Dr. Sydney Olive BISHOP

(6 Feb 1848 – 17 Feb 1917)



Dr. Sydney Olive BISHOP


Memorial stone

Sydney Olive BISHOP was the third son of John Skinner Egerton BISHOP. He was born on 6 Feb 1848 in London, and died on 17 Feb 1917 in Hampshire at the age of 69.  He was buried at Knowle Hospital cemetery in Fareham, Hampshire.


Shortly after his death the British Medical Journal published an obituary.  It said “[Dr. Bishop] was educated at St. Bartholemew’s Hospital and took the diplomas of MRCS [Member of the Royal College of Surgeons] in 1872 and LRCSEdin [Licentiate of the Royal College of Surgeons of Edinburgh] in 1873.  He afterwards went to India, where he served for many years as a planter’s doctor in Assam, on the Houajan-Dolaguri and other tea estates, and for some time as medical officer of the Golaghat district.  He also practised for some years at Darjeeling.  He was the author of a small book called Sketches in Assam, published about 1885.”

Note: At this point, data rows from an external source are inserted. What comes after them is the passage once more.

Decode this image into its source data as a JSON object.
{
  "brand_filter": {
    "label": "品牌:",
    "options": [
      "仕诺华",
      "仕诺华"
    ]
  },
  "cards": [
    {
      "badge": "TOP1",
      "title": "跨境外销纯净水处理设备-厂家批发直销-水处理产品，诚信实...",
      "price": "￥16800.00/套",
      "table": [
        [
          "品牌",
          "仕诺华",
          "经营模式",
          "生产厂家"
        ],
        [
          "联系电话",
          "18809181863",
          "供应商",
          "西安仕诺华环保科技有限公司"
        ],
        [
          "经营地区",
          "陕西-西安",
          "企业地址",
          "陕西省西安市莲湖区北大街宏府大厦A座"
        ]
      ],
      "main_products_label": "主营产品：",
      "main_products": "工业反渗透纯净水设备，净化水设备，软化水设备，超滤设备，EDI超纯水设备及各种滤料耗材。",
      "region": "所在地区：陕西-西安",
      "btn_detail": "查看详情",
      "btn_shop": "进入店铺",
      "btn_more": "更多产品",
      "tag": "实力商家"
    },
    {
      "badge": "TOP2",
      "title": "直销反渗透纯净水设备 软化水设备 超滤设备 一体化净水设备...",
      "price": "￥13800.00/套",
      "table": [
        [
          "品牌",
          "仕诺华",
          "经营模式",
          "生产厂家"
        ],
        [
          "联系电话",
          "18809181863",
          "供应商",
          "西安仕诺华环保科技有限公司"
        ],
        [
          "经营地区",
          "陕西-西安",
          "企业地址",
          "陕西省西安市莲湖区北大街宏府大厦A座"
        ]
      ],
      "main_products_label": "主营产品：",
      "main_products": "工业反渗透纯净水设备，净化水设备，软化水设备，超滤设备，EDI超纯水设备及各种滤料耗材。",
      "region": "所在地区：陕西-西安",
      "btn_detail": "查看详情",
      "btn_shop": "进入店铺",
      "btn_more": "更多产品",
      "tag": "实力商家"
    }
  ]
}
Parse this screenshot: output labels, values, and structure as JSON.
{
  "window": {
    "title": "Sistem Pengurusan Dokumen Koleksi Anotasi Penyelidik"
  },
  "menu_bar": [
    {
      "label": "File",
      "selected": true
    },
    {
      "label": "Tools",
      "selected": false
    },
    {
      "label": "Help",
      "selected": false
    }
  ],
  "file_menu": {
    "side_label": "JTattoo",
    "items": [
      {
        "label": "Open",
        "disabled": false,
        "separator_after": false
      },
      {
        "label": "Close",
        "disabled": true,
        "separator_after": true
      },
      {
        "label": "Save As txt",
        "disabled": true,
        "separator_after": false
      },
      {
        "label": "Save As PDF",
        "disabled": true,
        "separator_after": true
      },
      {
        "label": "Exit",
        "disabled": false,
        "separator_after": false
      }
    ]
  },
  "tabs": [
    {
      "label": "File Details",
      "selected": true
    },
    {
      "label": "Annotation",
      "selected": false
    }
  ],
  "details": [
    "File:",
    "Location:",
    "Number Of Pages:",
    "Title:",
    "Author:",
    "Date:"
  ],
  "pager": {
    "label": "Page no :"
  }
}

He also travelled to South America and worked as a surgeon in the Peruvian Navy.  In 1909 he published a book which he titled A Touch of Liver.  It contains a number of anecdotes about life in India; in the Peruvian Navy; about getting from South America to Liverpool; and about "London in the Sixties". 


On the internet one can find a letter to the editor he submitted to “The Lancet”, dated May 1873.  In it, he discusses his experience using chloral hydrate (a sedative) to treat mental patients.  The letter gives his position at that time: Resident Medical Officer, Fisherton Asylum, Salisbury.  Fisherton House Asylum was the largest private madhouse (as they were then called) in the UK in the 19th century.


It has been reported that he was married at one point, but there is no further information.  He had no children.


On his death, Sydney Olive Bishop left his estate to his four brothers Henry, Ernest, Herbert, and Arthur, plus he left several bequests in the form of lifetime annuities, including one to a young South American woman.  This tied up the will for the next 70 years.  As reported by Victor Bishop, who became a trustee of Sydney Olive’s will, it might have been possible to wind up his estate much earlier if it had been possible to buy an annuity from an insurance company to support this bequest, but unfortunately, this was not possible.  The annuitant had no birth certificate, therefore no insurance company would sell an annuity without firm evidence of age.  Thus, Sydney Olive's estate could not be distributed to the “issue” (descendants) of his four brothers until this annuitant died – which did not occur until 1987.  By this time the descendants of Henry, Ernest, and Herbert had multiplied and had to be traced (Arthur had no surviving descendants in 1987).  The Australian descendants of Herbert were fairly easy to trace, because Victor Bishop had been in touch with his second cousins Peter Bishop and Anne Fitzhardinge.  But contact had been lost with Henry's descendants in South Africa and with both the Canadian and UK descendants of Ernest.  They were located only after much effort was expended.


The family tree of John Skynner Egerton BISHOP is largely a result of tracing all these descendants.  Sidney Olive’s estate was ultimately distributed to approximately 140 descendants of his brothers Henry, Ernest and Herbert.